IALPG is proud to unveil its newest practice area with a service offering geared towards aviation industry participants. We are now able to assist airlines or other air operators and their employees (be they flight crew or otherwise) who find themselves in workplace disputes they cannot resolve themselves.
We offer services in Australia through IALPG, a full service air and space law firm, and in the United States through IALPG USA LLC, a mediation-only company which will (until COVID-19 restrictions cease) be focusing on video conference mediation.
IALPG’s Principal and Founder, Joseph Wheeler, is a regional expert in international and domestic civil aviation law, having exclusively practised as a lawyer and policy adviser advising individuals, air operators, and other law firms in Australia and overseas for over 10 years.
Joseph has applied his specific skills in the service of aviation license holders such as pilots, and remote pilots privately, and on behalf of the members of Australian pilot associations and unions, as well as the International Federation of Air Line Pilots’ Associations (IFALPA, where he was the Past Vice Chair of the IFALPA Legal Committee).
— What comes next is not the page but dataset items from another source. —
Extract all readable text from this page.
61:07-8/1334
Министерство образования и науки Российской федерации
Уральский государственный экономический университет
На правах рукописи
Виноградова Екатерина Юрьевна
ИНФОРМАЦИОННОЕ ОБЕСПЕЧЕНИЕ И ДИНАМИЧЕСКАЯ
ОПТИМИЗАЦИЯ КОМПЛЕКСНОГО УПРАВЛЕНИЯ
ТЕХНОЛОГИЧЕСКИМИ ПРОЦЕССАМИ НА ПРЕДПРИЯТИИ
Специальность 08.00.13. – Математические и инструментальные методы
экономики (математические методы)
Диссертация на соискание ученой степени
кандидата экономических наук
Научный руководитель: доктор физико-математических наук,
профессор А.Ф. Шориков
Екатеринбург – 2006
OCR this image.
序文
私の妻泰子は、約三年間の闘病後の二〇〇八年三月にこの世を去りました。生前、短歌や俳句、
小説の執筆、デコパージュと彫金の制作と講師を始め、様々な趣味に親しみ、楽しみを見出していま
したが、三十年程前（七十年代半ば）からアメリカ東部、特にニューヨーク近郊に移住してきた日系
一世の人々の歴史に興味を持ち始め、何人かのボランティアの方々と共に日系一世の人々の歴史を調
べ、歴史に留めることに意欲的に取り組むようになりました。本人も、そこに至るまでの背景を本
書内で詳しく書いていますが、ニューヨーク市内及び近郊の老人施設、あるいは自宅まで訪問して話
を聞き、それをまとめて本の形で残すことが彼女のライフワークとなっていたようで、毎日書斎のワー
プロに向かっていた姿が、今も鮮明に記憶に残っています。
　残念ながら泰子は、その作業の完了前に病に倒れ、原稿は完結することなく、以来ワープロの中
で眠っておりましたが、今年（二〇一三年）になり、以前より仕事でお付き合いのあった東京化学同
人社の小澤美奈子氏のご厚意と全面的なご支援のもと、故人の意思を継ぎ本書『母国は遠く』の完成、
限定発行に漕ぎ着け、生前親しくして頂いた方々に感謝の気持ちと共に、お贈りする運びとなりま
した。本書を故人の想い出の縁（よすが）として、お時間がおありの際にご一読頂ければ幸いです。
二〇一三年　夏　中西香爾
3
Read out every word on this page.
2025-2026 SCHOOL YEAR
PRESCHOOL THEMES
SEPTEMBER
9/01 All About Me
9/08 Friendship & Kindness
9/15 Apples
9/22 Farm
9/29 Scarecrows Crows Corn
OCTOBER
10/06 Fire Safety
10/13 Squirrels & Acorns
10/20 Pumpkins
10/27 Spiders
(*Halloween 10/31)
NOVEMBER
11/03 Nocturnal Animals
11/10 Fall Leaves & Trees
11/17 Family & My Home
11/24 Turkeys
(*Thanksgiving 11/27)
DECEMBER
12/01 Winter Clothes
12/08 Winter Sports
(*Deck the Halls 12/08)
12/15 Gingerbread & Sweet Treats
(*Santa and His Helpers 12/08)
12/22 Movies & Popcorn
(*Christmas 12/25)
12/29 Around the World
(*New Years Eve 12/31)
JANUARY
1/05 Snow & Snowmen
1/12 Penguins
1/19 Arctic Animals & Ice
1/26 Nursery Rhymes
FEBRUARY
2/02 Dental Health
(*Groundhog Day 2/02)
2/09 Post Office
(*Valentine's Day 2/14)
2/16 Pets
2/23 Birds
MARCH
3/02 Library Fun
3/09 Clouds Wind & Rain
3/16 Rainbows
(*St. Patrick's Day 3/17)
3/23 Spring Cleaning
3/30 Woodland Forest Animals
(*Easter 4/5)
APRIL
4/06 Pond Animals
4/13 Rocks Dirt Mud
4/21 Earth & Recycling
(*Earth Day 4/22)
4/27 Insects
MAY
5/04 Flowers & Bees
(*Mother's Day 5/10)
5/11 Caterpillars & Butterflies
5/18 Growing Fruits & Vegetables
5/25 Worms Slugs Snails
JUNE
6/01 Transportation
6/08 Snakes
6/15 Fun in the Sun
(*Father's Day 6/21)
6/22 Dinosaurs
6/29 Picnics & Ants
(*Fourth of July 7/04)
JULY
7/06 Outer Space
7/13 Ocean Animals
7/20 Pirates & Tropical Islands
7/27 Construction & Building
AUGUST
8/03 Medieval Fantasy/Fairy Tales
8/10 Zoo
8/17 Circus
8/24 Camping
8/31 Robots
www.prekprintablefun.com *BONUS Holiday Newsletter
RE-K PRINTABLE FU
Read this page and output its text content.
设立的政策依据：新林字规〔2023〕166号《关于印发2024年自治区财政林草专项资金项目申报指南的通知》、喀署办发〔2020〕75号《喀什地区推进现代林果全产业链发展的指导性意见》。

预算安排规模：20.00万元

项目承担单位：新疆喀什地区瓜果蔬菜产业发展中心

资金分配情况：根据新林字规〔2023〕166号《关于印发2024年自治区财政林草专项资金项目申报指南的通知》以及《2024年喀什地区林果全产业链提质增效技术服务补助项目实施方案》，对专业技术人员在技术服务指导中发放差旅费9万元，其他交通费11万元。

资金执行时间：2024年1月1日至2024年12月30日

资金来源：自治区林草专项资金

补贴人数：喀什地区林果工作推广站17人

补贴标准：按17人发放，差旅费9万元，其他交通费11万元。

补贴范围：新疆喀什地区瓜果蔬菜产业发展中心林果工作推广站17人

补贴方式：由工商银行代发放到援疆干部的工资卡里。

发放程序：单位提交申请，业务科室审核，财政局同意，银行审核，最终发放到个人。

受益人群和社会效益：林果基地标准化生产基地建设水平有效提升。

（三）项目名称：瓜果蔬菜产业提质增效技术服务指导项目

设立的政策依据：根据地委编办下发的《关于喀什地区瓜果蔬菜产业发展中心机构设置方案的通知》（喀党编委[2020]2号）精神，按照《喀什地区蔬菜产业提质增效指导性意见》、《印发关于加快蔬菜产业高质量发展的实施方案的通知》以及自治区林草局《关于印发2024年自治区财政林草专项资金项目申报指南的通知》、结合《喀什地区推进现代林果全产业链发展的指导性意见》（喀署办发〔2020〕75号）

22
Having settled some of the highest profile aviation passenger injury and death cases in modern history, including acting for claimants in the Malaysia Airlines MH 370, MH 17, and Flydubai FZ 981, air crashes, plus a variety of other disaster cases, Joseph is familiar with the emotions and range of issues that can arise within diverse aviation disputes.
In addition, Joseph is an office bearer of the HIMS Australia Advisory Group (see here) which is a not-for-profit association tasked with encouraging the development and deployment of a suitable pathway for pilots suffering from addiction disorders to regain their medical certificates and fly again.
Resolving disputes – why us?
Joseph Wheeler is a Nationally Accredited Mediator registered with the Queensland Law Society, and accordingly he subscribes to mediations conducted in accordance with the QLS, and Australian Mediator Standards Board’s National Mediator Accreditation System (NMAS) Practice Standards, as well as the American Bar Association Model Standards of Conduct for Mediators.
In addition to Joseph’s legal background (Bachelor of Laws from University of Western Australia, Grad Cert in Air & Space Law from the McGill University Institute of Air & Space Law, Montreal, plus a Grad Dip of Legal Practice from the College of Law), his qualifications include a Bachelors Degree majoring in Psychology from the University of Western Australia.
He is an accomplished communicator having presented to audiences of lawyers, policy makers and aviators worldwide on topics of international aviation legal importance, as well as regularly being sought for media comment on all platforms.
His combination of technical aviation legal and policy knowledge, considerable experience advocating for and empathetically assisting clients affected adversely by and through aviation incidents and accidents, such as pilots, passengers, and their next of kin following deaths, uniquely places him to sensitively and competently assist in the expedient delivery of mediation services to the broader aviation community.
What is mediation?
Conflict occurs when people are unable to effectively communicate and resolve an issue or issues for themselves. Mediation is a process that is not about deciding who is right and who is wrong. It is about taking a situation of conflict where each person has a different perspective, and finding potential areas of common ground to ideally reach a workable resolution that each party feels is a win for them. It is a process that works well in person, but is suitable to be done remotely via videoconference.
The Mediator Standards Board describes mediation as:
…a process in which the participants, with the support of the mediator, identify issues, develop options, consider alternatives and make decisions about future actions and outcomes.
The mediator acts as a third party to support participants to reach their own decision
What do mediators do?
A mediator’s role is to encourage each party to share their views and help the parties find agreement about future workplace interactions, rather than dwell on past interactions. The mediator’s role is to lead the parties to identify what changes in their interactions and behaviours may be required to support them to work respectfully, professionally, productively and, in aviation of utmost importance, safely.
Mediation in the workplace is a voluntary process. Parties may choose not to participate or may start the process and then withdraw at any time. In addition, each party in this process is entitled to have a support person present.